There is a notion, held as an ideal, that a government’s primary purpose is to tend to the welfare of each citizen. In times of peace, this guiding light shapes policy and purpose. We build social systems, fund education, and care for the vulnerable, striving for a society where no one is left behind. It is a beautiful and necessary ambition. But history whispers a stark, uncomfortable truth: this ideal rests upon a foundation that is not guaranteed. That foundation is security. When enemies are at the gate, when an existential threat is actively attacking, the government’s goal cannot, for a time, be to help everybody. Its first and overwhelming duty must be to neutralize the threat. This is not a choice between cruelty and compassion, but a tragic and logical sequence of survival.
Imagine a ship in a calm sea. The crew’s goal is the well-being of every passenger—serving meals, entertaining, ensuring comfort. But when a storm rises, waves crashing over the decks and the hull groaning under pressure, the goal shifts instantly and completely. Now, every hand must pump water, secure rigging, and steer through the tempest. The captain cannot pause to ensure a perfect meal is served to each cabin; the immediate, all-consuming task is to keep the ship afloat so that there are any cabins left. To do otherwise, to disperse effort equally between crisis response and routine service, would be to risk the entire vessel. The comfort of all depends entirely on the survival of all.

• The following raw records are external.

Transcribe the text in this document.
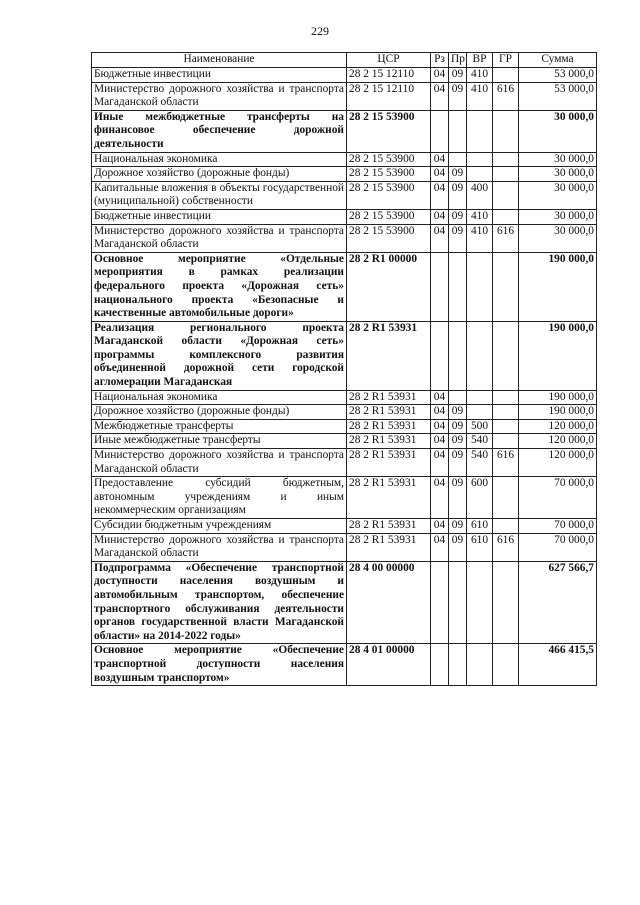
229
Наименование	ЦСР	Рз	Пр	ВР	ГР	Сумма
Бюджетные инвестиции	28 2 15 12110	04	09	410		53 000,0
Министерство дорожного хозяйства и транспорта Магаданской области	28 2 15 12110	04	09	410	616	53 000,0
Иные межбюджетные трансферты на финансовое обеспечение дорожной деятельности	28 2 15 53900					30 000,0
Национальная экономика	28 2 15 53900	04				30 000,0
Дорожное хозяйство (дорожные фонды)	28 2 15 53900	04	09			30 000,0
Капитальные вложения в объекты государственной (муниципальной) собственности	28 2 15 53900	04	09	400		30 000,0
Бюджетные инвестиции	28 2 15 53900	04	09	410		30 000,0
Министерство дорожного хозяйства и транспорта Магаданской области	28 2 15 53900	04	09	410	616	30 000,0
Основное мероприятие «Отдельные мероприятия в рамках реализации федерального проекта «Дорожная сеть» национального проекта «Безопасные и качественные автомобильные дороги»	28 2 R1 00000					190 000,0
Реализация регионального проекта Магаданской области «Дорожная сеть» программы комплексного развития объединенной дорожной сети городской агломерации Магаданская	28 2 R1 53931					190 000,0
Национальная экономика	28 2 R1 53931	04				190 000,0
Дорожное хозяйство (дорожные фонды)	28 2 R1 53931	04	09			190 000,0
Межбюджетные трансферты	28 2 R1 53931	04	09	500		120 000,0
Иные межбюджетные трансферты	28 2 R1 53931	04	09	540		120 000,0
Министерство дорожного хозяйства и транспорта Магаданской области	28 2 R1 53931	04	09	540	616	120 000,0
Предоставление субсидий бюджетным, автономным учреждениям и иным некоммерческим организациям	28 2 R1 53931	04	09	600		70 000,0
Субсидии бюджетным учреждениям	28 2 R1 53931	04	09	610		70 000,0
Министерство дорожного хозяйства и транспорта Магаданской области	28 2 R1 53931	04	09	610	616	70 000,0
Подпрограмма «Обеспечение транспортной доступности населения воздушным и автомобильным транспортом, обеспечение транспортного обслуживания деятельности органов государственной власти Магаданской области» на 2014-2022 годы»	28 4 00 00000					627 566,7
Основное мероприятие «Обеспечение транспортной доступности населения воздушным транспортом»	28 4 01 00000					466 415,5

A nation under attack faces the same brutal calculus. Resources—financial, human, and material—are finite. The machinery of the state, from its treasury to its bureaucracy, has a limited capacity. In a moment of existential conflict, a significant portion, if not the majority, of that capacity must be redirected toward the singular objective of defense and victory. Funds earmarked for social programs are diverted to armaments. Policymakers focus on intelligence and logistics, not on new domestic initiatives. Public attention and collective effort are mobilized not for internal betterment, but for collective preservation. It feels like a retreat from the ideals of a just society because, in a temporary sense, it is.This necessary shift creates profound hardship. Individuals in need of aid may find it reduced. Long-term projects for the public good are postponed. The fabric of daily life is strained. It is a painful reality, and acknowledging it is not a celebration of militarism, but an acceptance of a grim hierarchy of needs. The psychological need for safety, the physical need for sovereignty, must be met before higher-order pursuits of universal welfare can resume. A government cannot administer effective healthcare if hospitals are being bombed. It cannot ensure equitable employment if the economy is shattered by invasion. It cannot protect the rights of the vulnerable if the rule of law has been overthrown by a hostile force.
Some may argue that helping everybody includes protecting them, and thus the two goals are the same. But this conflates ultimate ends with immediate means. The ultimate end is indeed the security and flourishing of the citizenry. However, in the acute phase of an attack, the immediate means to that end become focused, targeted, and often severe. It is a concentration of purpose, a narrowing of vision for the sake of future breadth. The “help” provided in this phase is the hard, impersonal help of a defensive shield, not the softer, individualized help of a supportive hand. It is the help of ensuring there is still a country left to help.
This principle is what makes peace so precious. Peace is the condition where the luxury of applying the government’s full force to the comprehensive well-being of all becomes possible. It is the calm sea. The lesson, then, is not that governments should abandon their compassionate role, but that we must vigilantly guard the peace that allows it. We must recognize that the social programs we cherish are fruits of security, and that security sometimes demands a bitter, all-consuming harvest of attention and resource.
In the end, neutralizing an existential threat is not the opposite of helping people; it is the desperate, foundational prerequisite for ever being able to help them again. It is the grim, temporary suspension of building the house in order to fight the fire that would consume it. Only when the fire is out can the work of building—and rebuilding—truly and safely begin for everyone.